Cartwright-Cox told Ars that he found about 94 keys on GitHub that contained the Debian-derived weakness. He said that after he reported his finding to GitHub officials in March he learned the actual number of site users was much higher. GitHub revoked the keys early last month, he said. GitHub officials didn't respond to a request to comment.

Separately, the UK developer said he found nine GitHub SSH keys that contained woefully insufficient numbers of bits. Two of them had only 256 bits, making it possible for him to factor them and clone the private key in less than an hour. The remaining seven had only have 512 bits.

During the time the Debian bug was active, the pool of bits available when generating OpenSSH keys was so limited that there were only 32,767 possible outcomes for a given architecture, key size, and key type. Cartwright-Cox said attackers could have used the same methods he employed to find weak keys and then used several techniques to gain unauthorized access to the accounts the keys protected. The task would have been aided by obtaining the list of insecure Debian SSH keys off one or more public sites, such as this one. In an e-mail, he elaborated:

If I wanted to be more noisy I could have just done what I said [in the blog post] and looped though the keys, that may or may not have set off alarms at Github itself (I'd give it a 25% chance that it would).
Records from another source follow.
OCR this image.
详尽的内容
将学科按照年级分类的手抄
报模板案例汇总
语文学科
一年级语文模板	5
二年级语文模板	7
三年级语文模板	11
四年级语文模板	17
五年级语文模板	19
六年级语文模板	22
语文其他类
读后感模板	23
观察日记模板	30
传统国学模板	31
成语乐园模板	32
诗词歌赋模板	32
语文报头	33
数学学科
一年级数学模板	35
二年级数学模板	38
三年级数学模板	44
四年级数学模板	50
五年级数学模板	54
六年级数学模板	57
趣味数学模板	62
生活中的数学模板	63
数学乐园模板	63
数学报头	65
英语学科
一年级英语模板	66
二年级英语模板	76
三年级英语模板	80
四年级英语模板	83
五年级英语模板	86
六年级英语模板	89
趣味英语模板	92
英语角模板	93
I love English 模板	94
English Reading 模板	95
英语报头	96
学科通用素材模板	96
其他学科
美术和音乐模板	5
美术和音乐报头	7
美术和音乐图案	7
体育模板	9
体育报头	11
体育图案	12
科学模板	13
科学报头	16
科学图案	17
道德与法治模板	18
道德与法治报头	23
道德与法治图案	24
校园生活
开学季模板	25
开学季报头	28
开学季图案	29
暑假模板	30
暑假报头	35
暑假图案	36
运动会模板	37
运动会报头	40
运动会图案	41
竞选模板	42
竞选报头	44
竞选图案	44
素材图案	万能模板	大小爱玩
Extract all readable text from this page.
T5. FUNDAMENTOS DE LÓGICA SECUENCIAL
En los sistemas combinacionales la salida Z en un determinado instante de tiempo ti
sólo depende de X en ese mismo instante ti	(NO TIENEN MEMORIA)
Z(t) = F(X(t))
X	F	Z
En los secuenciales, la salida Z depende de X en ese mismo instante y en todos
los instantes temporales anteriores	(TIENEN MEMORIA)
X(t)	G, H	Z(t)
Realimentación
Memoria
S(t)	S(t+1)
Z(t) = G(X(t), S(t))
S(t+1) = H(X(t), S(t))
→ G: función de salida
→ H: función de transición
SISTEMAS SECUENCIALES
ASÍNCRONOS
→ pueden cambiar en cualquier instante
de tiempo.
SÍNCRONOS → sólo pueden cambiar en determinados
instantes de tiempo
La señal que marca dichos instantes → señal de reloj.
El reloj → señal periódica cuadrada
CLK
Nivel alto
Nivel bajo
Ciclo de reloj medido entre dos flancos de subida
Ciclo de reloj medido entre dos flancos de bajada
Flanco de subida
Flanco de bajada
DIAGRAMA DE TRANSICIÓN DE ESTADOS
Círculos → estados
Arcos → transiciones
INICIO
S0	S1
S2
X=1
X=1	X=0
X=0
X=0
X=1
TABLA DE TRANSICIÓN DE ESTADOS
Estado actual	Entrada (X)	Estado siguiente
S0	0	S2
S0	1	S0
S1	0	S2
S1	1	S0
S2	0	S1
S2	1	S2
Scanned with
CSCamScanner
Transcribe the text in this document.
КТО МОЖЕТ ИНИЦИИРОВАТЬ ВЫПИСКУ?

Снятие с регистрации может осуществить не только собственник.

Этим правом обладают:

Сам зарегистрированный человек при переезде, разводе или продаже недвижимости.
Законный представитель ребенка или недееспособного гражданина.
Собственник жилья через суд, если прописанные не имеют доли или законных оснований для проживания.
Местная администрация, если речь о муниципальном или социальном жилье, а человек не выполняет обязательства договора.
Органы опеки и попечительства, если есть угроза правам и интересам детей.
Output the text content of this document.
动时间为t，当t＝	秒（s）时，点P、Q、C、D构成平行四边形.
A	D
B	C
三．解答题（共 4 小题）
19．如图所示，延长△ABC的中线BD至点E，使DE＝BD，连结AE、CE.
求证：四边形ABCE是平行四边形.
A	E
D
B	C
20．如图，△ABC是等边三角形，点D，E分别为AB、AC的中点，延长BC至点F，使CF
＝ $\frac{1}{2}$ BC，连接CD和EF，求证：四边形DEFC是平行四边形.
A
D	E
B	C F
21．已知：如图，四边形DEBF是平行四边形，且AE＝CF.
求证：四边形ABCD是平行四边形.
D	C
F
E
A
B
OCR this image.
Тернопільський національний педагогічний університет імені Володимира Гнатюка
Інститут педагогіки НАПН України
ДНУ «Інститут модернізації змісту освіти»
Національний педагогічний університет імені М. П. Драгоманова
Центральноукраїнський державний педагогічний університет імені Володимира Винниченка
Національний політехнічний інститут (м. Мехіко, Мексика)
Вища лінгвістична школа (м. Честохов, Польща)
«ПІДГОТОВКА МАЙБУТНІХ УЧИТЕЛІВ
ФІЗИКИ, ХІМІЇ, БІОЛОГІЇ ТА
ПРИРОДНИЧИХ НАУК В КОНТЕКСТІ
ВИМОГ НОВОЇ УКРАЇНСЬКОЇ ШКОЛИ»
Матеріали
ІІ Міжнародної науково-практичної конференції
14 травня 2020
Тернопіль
So the breakdown of how this could have been done is the following:

Grab the bad key list. It contains the public and private parts of all the SSH keys that would have been made if the user had a version of OpenSSH that had Debian RNG bug, then get each private key on the list, and try to log into GitHub's ssh with them. Depending on what key you succeed with it will tell you what user name it matches up with, in the example I provided since my key is loaded it tells me "Hi benjojo! You've successfully authenticated, but GitHub does not provide shell access." but if I was to try with a weak key that matched up with another user it would say "Hi {user}! You've successfully authenticated, but GitHub does not provide shell access." and then I know what user I can compromise with that.

Technically, attackers don't even need the private key to see if a site accepts authentication from a user, HD Moore, chief research officer at Rapid7 and co-founder of the Metasploit hacking framework, told Ars. Just the public key and this Metasploit module will do. "This trick can also be used to see what internet-facing servers allow logins from what public keys, even if the private key is not available, which is a neat reconnaissance/opsec technique," Moore said.

The randomness bug was introduced in late 2006, when Debian maintainers removed two lines of code in the OpenSSL code base in an attempt to fix warnings received by some users. In the process, the maintainers wiped out almost all of the entropy that OpenSSL relied on for its randomness engine. The epic mistake, which eventually migrated to the Ubuntu distribution of Linux as well, wasn't diagnosed for 20 months, and by that time an untold number of cryptographic keys had been generated.

The bug was unusual in that installing a patch was only the beginning of the healing process. To fully recover, users had to revoke any keys made during that 20-month period and generate new ones using the updated OS. The discovery that GitHub users continued to rely on these hopelessly weak keys eight years after they came to light is testament to just how monumental the Debian debacle was and how hard it is for users to mop up after the mess it created.